= Tolman length =

The Tolman length $\delta$ (also known as Tolman's delta) measures the extent by which the surface tension of a small liquid drop deviates from its planar value. It is conveniently defined in terms of an expansion in $1/R$, with $R=R_{e}$ the equimolar radius (defined below) of the liquid drop, of the pressure difference across the droplet's surface:

$\Delta p = \frac{2 \sigma}{R}\left(1-\frac{\delta}{R}+\ldots\right)$ (1)

In this expression, $\Delta p = p_{l}-p_{v}$ is the pressure difference between the (bulk) pressure of the liquid inside and the pressure of the vapour outside, and $\sigma$ is the surface tension of the planar interface, i.e. the interface with zero curvature $R=\infty$. The Tolman length $\delta$ is thus defined as the leading order correction in an expansion in $1/R$.

The equimolar radius is defined so that the superficial density is zero, i.e., it is defined by imagining a sharp mathematical dividing surface with a uniform internal and external density, but where the total mass of the pure fluid is exactly equal to the real situation. At the atomic scale in a real drop, the surface is not sharp, rather the density gradually drops to zero, and the Tolman length captures the fact that the idealized equimolar surface does not necessarily coincide with the idealized tension surface.

Another way to define the Tolman length is to consider the radius dependence of the surface tension, $\sigma(R)$. To leading order in $1/R$ one has:

$\sigma(R)=\sigma \left(1-\frac{2\delta}{R}+\ldots \right)$ (2)

Here $\sigma(R)$ denotes the surface tension (or (excess) surface free energy) of a liquid drop with radius $R$, whereas $\sigma$ denotes its value in the planar limit.

In both definitions (1) and (2) the Tolman length is defined as a coefficient in an expansion in $1/R$ and therefore does not depend on $R$.

Furthermore, the Tolman length can be related to the radius of spontaneous curvature when one compares the free energy method of Helfrich with the method of Tolman:

$\delta\sigma=\frac{2k}{R_{0}}$

Any result for the Tolman length therefore gives information about the radius of spontaneous curvature, $R_{0}$. If the Tolman length is known to be positive (with $k > 0$) the interface tends to curve towards the liquid phase, whereas a negative Tolman length implies a negative $R_{0}$ and a preferred curvature towards the vapour phase.

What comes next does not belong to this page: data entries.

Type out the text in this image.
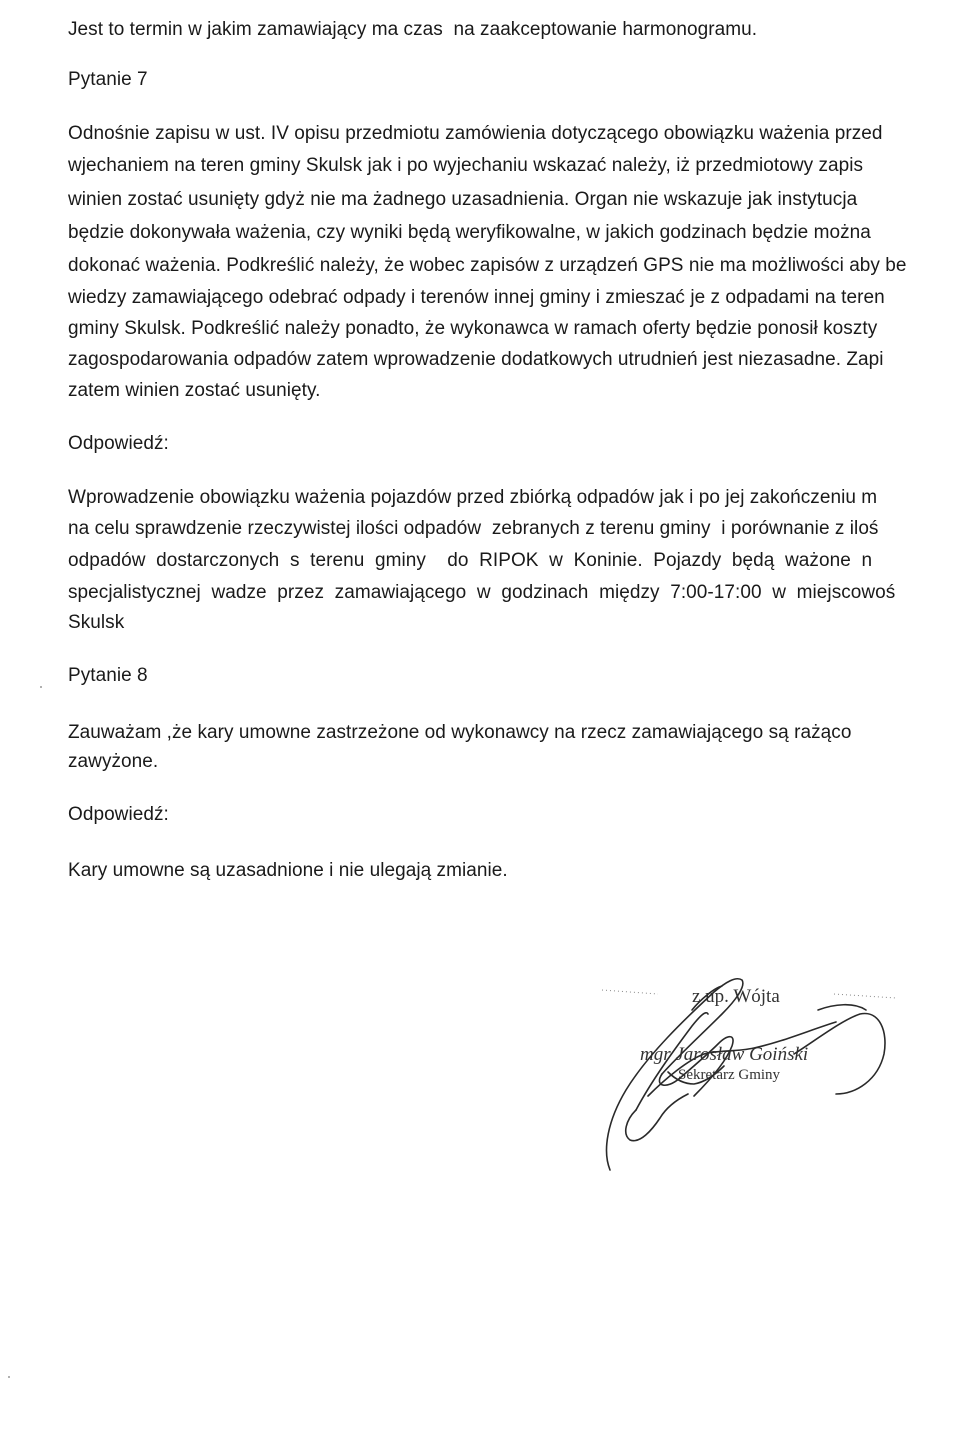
Jest to termin w jakim zamawiający ma czas  na zaakceptowanie harmonogramu.
Pytanie 7
Odnośnie zapisu w ust. IV opisu przedmiotu zamówienia dotyczącego obowiązku ważenia przed
wjechaniem na teren gminy Skulsk jak i po wyjechaniu wskazać należy, iż przedmiotowy zapis
winien zostać usunięty gdyż nie ma żadnego uzasadnienia. Organ nie wskazuje jak instytucja
będzie dokonywała ważenia, czy wyniki będą weryfikowalne, w jakich godzinach będzie można
dokonać ważenia. Podkreślić należy, że wobec zapisów z urządzeń GPS nie ma możliwości aby be
wiedzy zamawiającego odebrać odpady i terenów innej gminy i zmieszać je z odpadami na teren
gminy Skulsk. Podkreślić należy ponadto, że wykonawca w ramach oferty będzie ponosił koszty
zagospodarowania odpadów zatem wprowadzenie dodatkowych utrudnień jest niezasadne. Zapi
zatem winien zostać usunięty.
Odpowiedź:
Wprowadzenie obowiązku ważenia pojazdów przed zbiórką odpadów jak i po jej zakończeniu m
na celu sprawdzenie rzeczywistej ilości odpadów  zebranych z terenu gminy  i porównanie z iloś
odpadów  dostarczonych  s  terenu  gminy    do  RIPOK  w  Koninie.  Pojazdy  będą  ważone  n
specjalistycznej  wadze  przez  zamawiającego  w  godzinach  między  7:00-17:00  w  miejscowoś
Skulsk
Pytanie 8
Zauważam ,że kary umowne zastrzeżone od wykonawcy na rzecz zamawiającego są rażąco
zawyżone.
Odpowiedź:
Kary umowne są uzasadnione i nie ulegają zmianie.
z up. Wójta
mgr Jarosław Goiński
Sekretarz Gminy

Apart from being related to the radius of spontaneous curvature, the Tolman length can be linked to the surface of tension. The surface of tension, positioned at $R=R_{s}$, is defined as the surface for which the Young–Laplace equation holds exactly for all droplet radii:

$\Delta p=\frac{2\sigma_{s}}{R_{s}} \iff \frac{\partial \sigma_{s}}{\partial R} = 0$

where $\sigma_{s}=\sigma(R=R_{s})$ is the surface tension at the surface of tension. Using the Gibbs adsorption equation, Tolman himself showed that the Tolman length can be expressed in terms of the adsorbed amount at the surface of tension at coexistence

$\delta =\frac{\Gamma_{s}}{\Delta \rho_{0}}$

where $\Delta \rho_{0}=\rho_{l,0}-\rho_{v,0}$; the subscript zero to the density denotes the value at two-phase coexistence. It can be shown that the difference between the location of the surface of tension and of the equimolar dividing surface proposed by Gibbs yields the value of the Tolman length:

$\delta=\lim_{R_{s}\rightarrow \infty}(R_{e}-R_{s})=z_{e}-z_{s}$

where the $z_{e},z_{s}$ denote the locations of the corresponding surfaces making the magnitude of the Tolman length in the order of nanometers.